Doze de abril, 2010

Eric acordou à mesma hora de sempre e sentiu o cheiro estimulante do café preparado por sua namorada invadir cada canto do apartamento.

Com um gesto cortês, cumprimentou o estranho que lhe encarava do espelho todas as manhãs com sua barba por fazer e o rosto ligeiramente inchado pela noite de sono. Mesmo sendo aquele o mesmo rosto de sempre, havia algo diferente, alguma coisa havia mudado mas ele não conseguia dizer exatamente o que poderia ser. Teria algo assimétrico em seu rosto sem ter percebido? Sua pele apresentaria rugas antes inexistentes? Ele sabia nada daquilo tinha sentido e lavou as idéias tolas com água muito fria de encontro ao rosto.

Ela estava sentada à mesa, cabelos ainda revoltos e vestindo uma camisa grande de mais e que ele não conhecia, ocupava o mesmo assento todas as manhãs desde que passaram a morar juntos.
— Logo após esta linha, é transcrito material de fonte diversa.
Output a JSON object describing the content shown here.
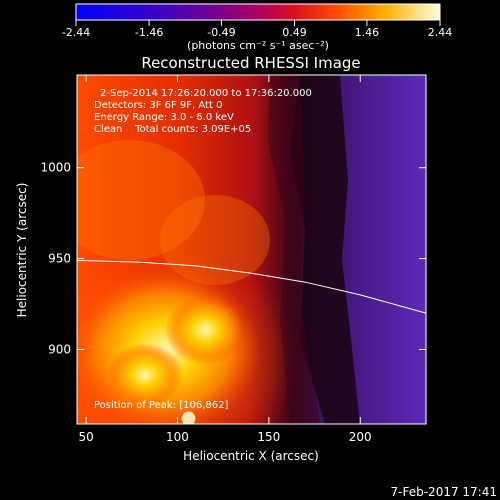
{
  "chart_data": {
    "type": "heatmap",
    "title": "Reconstructed RHESSI Image",
    "xlabel": "Heliocentric X (arcsec)",
    "ylabel": "Heliocentric Y (arcsec)",
    "xlim": [
      45,
      236
    ],
    "ylim": [
      859,
      1051
    ],
    "x_ticks": [
      50,
      100,
      150,
      200
    ],
    "y_ticks": [
      900,
      950,
      1000
    ],
    "colorbar": {
      "ticks": [
        "-2.44",
        "-1.46",
        "-0.49",
        "0.49",
        "1.46",
        "2.44"
      ],
      "min": -2.44,
      "max": 2.44,
      "units": "(photons cm⁻² s⁻¹ asec⁻²)"
    },
    "annotations": [
      "2-Sep-2014 17:26:20.000 to 17:36:20.000",
      "Detectors: 3F 6F 9F, Att 0",
      "Energy Range: 3.0 - 6.0 keV",
      "Clean    Total counts: 3.09E+05"
    ],
    "peak_label": "Position of Peak: [106,862]",
    "peak": [
      106,
      862
    ],
    "limb_curve": [
      [
        45,
        949
      ],
      [
        80,
        948
      ],
      [
        110,
        946
      ],
      [
        140,
        942
      ],
      [
        170,
        937
      ],
      [
        200,
        930
      ],
      [
        236,
        920
      ]
    ],
    "grid": false
  },
  "footer_date": "7-Feb-2017 17:41"
}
Seus olhos reprousavam sobre a xícara que fumegava a sua frente e deixava rastros de anéis de café na toalha de mesa surrada a cada vez que erguia a porcelana em direção aos lábios. Em vão tentou falar e chamar-lhe o nome e imaginou que ainda estaria aborrecida com a discussão da noite anterior. Não insistiu no assunto, desde sempre esperavam que o aborrecimento se dissipasse com o tempo após desentendimentos.
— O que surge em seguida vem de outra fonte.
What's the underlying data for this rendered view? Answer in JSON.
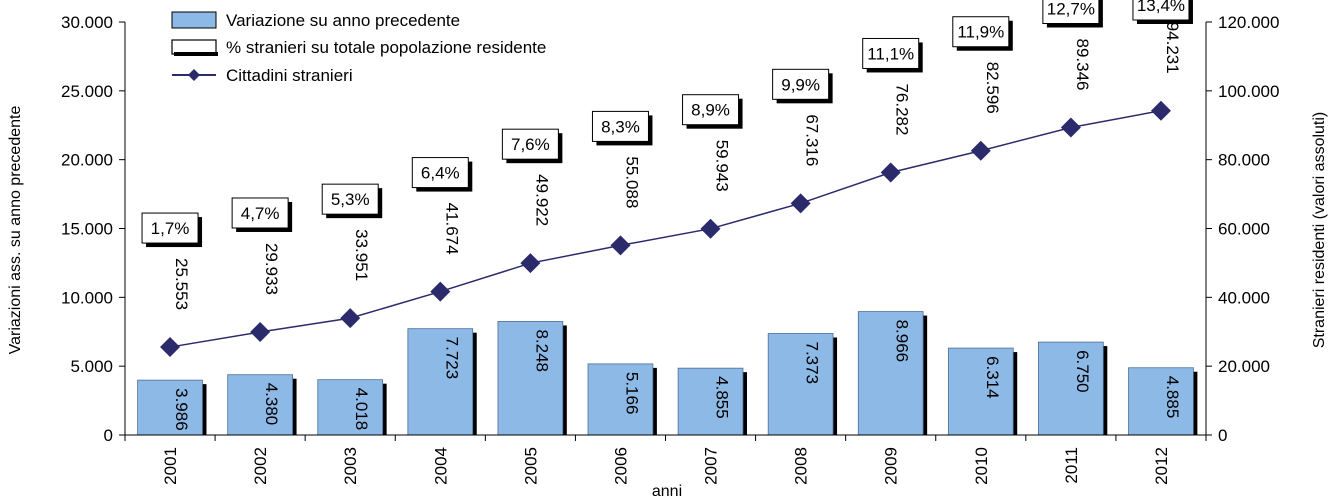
{
  "chart_data": {
    "type": "bar",
    "xlabel": "anni",
    "ylabel_left": "Variazioni ass. su anno precedente",
    "ylabel_right": "Stranieri residenti (valori assoluti)",
    "categories": [
      "2001",
      "2002",
      "2003",
      "2004",
      "2005",
      "2006",
      "2007",
      "2008",
      "2009",
      "2010",
      "2011",
      "2012"
    ],
    "ylim_left": [
      0,
      30000
    ],
    "ylim_right": [
      0,
      120000
    ],
    "yticks_left": [
      "0",
      "5.000",
      "10.000",
      "15.000",
      "20.000",
      "25.000",
      "30.000"
    ],
    "yticks_right": [
      "0",
      "20.000",
      "40.000",
      "60.000",
      "80.000",
      "100.000",
      "120.000"
    ],
    "legend_position": "top-left",
    "series": [
      {
        "name": "Variazione su anno precedente",
        "type": "bar",
        "axis": "left",
        "color": "#8DB9E6",
        "values": [
          3986,
          4380,
          4018,
          7723,
          8248,
          5166,
          4855,
          7373,
          8966,
          6314,
          6750,
          4885
        ],
        "labels": [
          "3.986",
          "4.380",
          "4.018",
          "7.723",
          "8.248",
          "5.166",
          "4.855",
          "7.373",
          "8.966",
          "6.314",
          "6.750",
          "4.885"
        ]
      },
      {
        "name": "Cittadini stranieri",
        "type": "line",
        "axis": "right",
        "color": "#2B2A6B",
        "values": [
          25553,
          29933,
          33951,
          41674,
          49922,
          55088,
          59943,
          67316,
          76282,
          82596,
          89346,
          94231
        ],
        "labels": [
          "25.553",
          "29.933",
          "33.951",
          "41.674",
          "49.922",
          "55.088",
          "59.943",
          "67.316",
          "76.282",
          "82.596",
          "89.346",
          "94.231"
        ]
      },
      {
        "name": "% stranieri su totale popolazione residente",
        "type": "annotation",
        "values": [
          1.7,
          4.7,
          5.3,
          6.4,
          7.6,
          8.3,
          8.9,
          9.9,
          11.1,
          11.9,
          12.7,
          13.4
        ],
        "labels": [
          "1,7%",
          "4,7%",
          "5,3%",
          "6,4%",
          "7,6%",
          "8,3%",
          "8,9%",
          "9,9%",
          "11,1%",
          "11,9%",
          "12,7%",
          "13,4%"
        ]
      }
    ]
  }
}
Deixou que seu café e as torradas esfriarem, atipicamente não sentia fome naquela manhã, primeiro dia de suas férias. Poderia ter programado qualquer coisa, até mesmo aquela viagem que há muito desejava, mas não. É difícil desprender-se de alguns hábitos, então vestiu-se como fazia todas as manhãs e caminhou sem rumo apenas por não ter para onde ir. Não sentiu o tempo transcorrer enquanto estava naquele banco de praça, o sol estava alto no céu, não sabia a hora exata pois os ponteiros de seu relógio haviam parado há horas e seu organismo, ainda em jejum, não manifestara sinais de fome ou fraqueza.

Retornou para casa e com decepção constatou que ela havia saído sem ao menos lhe deixar um bilhete com um pedido de desculpas. Jamais poderia imaginar que isso pudesse tomar dimensões maiores, nunca haviam brigado seriamente. Precisava ouvir uma voz familiar, mas ela nunca deixava o telefone no lugar devido... E neste momento reparou que as fotografias na parede, próximas ao telefone, estavam diferentes. Sim, muito diferentes, mas era algo mais concreto que a sensação de estranheza em seu rosto. As mesmas fotografias emolduradas que antes exibiam a felicidade de ambos, agora mostram o rosto dela ao lado de um homem desconhecido.

"Como isso seria possível?" Pensou ele, em desespero. "Porque me castigar de maneira tão cruel?"

Tentou discar seu número em vão, inúmeras vezes, apenas obtendo um zumbido na linha como resposta. Eric, sentindo-se miserável, decidiu que a única coisa que poderia ser feita no momento, seria sentar-se em uma poltrona e aguardar que ela retornasse para casa.

O meio dia rapidamente transformou-se em crepúsculo, ele ainda não sentia fome e parecia não se dar conta de nada disso. A agonia que o devorava por dentro o impedia de constatar que ele nunca existiu.